Part of the agenda throughout the three-day conference includes discussions on health care and strategies to utilize a $46-billion funding investment from the federal government. As leaders gathered at the hotel, health care and labour unions convened at a nearby block.
For union leaders, the message was inherently one that was against the privatization of health care.
“The premiers need to know that we demand to see their action plans. We demand to see the relief that we need to help both patients and health-care workers,” said Bea Bruske, president of the Canadian Labour Congress.
“Action to has to start with respecting health-care workers and working unions to improve the conditions. And that has to start with recruiting, retaining and keeping … health-care workers in all of our systems across the country.”
Brukse also called for introducing a publicly funded, universally delivered pharmacare program.
“Keep it public,” said Bruske.
Steven Staples, national director of the Canadian Health Coalition, said it’s important for leaders to find solutions for problems faced by the country’s health care system.
“We’ve been trying to get the (premiers) to invest in our public health care system… we’re all concerned about wait times (and) access,” said Staples.
With a multi-billion-dollar investment in the air, provinces and territories are expected to submit plans and ways to meet certain targets. Quebec remains the only province not to have accepted the funding offer.
Manitoba Nurses Union president Darlene Jackson said she supported the conditions attached to the federal funding. She said actions need to be taken that could spill into long term plans.
“We want better staffing (and) we want long-term plans,” said Jackson. “We want less lip service than we are getting.”
After the day’s meetings, Manitoba premier Heather Stefanson spoke to reporters and said another all-premiers meeting will take place later this year to discuss healthcare. She also added that the province was well on its way to addressing its own health care concerns.

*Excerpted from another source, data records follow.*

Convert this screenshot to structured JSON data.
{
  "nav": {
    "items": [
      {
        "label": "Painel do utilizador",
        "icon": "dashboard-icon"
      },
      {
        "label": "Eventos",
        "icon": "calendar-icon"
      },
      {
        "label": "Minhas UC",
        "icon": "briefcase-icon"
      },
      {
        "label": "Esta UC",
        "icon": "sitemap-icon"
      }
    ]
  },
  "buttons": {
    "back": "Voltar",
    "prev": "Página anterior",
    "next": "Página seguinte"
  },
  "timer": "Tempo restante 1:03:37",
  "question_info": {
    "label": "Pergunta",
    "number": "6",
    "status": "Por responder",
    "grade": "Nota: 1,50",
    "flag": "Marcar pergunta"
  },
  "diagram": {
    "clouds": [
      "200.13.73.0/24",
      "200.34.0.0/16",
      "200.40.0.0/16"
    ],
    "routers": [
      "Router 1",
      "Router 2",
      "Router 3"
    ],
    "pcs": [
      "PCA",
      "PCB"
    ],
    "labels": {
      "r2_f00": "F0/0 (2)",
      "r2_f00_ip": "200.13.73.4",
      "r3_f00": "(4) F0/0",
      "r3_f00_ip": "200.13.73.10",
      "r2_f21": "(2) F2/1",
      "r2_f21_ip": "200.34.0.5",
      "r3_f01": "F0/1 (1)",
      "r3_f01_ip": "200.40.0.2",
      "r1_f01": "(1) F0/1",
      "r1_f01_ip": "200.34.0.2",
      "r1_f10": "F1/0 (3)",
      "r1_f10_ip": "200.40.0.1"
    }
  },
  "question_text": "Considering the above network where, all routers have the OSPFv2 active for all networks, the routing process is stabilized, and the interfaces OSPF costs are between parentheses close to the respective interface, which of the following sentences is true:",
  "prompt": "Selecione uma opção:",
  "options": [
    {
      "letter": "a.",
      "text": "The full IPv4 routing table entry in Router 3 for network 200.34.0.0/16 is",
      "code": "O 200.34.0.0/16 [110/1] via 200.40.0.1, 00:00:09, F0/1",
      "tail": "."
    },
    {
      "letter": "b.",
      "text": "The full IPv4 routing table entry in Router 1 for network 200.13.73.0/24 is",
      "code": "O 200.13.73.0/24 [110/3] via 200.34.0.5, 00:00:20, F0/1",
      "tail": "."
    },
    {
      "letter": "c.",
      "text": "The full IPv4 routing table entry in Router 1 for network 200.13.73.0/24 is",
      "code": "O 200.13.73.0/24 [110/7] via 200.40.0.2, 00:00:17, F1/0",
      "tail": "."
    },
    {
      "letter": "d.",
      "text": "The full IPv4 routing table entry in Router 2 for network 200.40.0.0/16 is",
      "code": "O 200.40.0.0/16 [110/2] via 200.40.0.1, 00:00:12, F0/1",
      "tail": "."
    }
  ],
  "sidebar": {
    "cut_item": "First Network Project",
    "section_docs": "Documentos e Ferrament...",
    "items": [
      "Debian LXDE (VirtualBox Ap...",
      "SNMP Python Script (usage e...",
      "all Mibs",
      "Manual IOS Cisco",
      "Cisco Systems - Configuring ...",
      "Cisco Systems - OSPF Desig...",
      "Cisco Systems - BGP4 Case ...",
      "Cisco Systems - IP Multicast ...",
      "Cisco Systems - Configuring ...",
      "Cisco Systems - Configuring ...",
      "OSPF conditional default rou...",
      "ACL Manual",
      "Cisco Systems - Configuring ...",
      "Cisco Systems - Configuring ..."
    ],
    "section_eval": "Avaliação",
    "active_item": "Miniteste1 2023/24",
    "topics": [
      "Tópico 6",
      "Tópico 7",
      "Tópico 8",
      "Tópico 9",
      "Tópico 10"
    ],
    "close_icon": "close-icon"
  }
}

“In Manitoba, we have a $200 million investment… to attract 20,000 new health care workers to the province. We are well over halfway there,” said Stefanson.
“We need a break”
Aside from health care, other topics are also being broached at the conference. For Alberta’s Danielle Smith, one of the priorities is to get Alberta and other Atlantic provinces some relief from carbon taxes and clean fuel standards.
Smith also noted the need for her province to break from inflation.
“We need a break,” said the Alberta premier. “We have called for the federal government to stop continuing to put additional costs on our consumers.”
For the premier, that translates to an “end to the retail carbon tax.”
Ontario premier Doug Ford has mentioned infrastructure as a topic of concern for the central province. That, he said, would mean asking the federal government for money and a quicker push to get permits on the Ring of Fire mining projects.
Additionally, Ford also brought up affordability and the need for Ottawa to help more people out.
“I would love to see the federal government produce their fair share. Give people a break,” said Ford. “We need to put more money into people’s pocket, instead of the government’s pockets.”
More information about what was discussed will be available once meetings wrap up on June 12.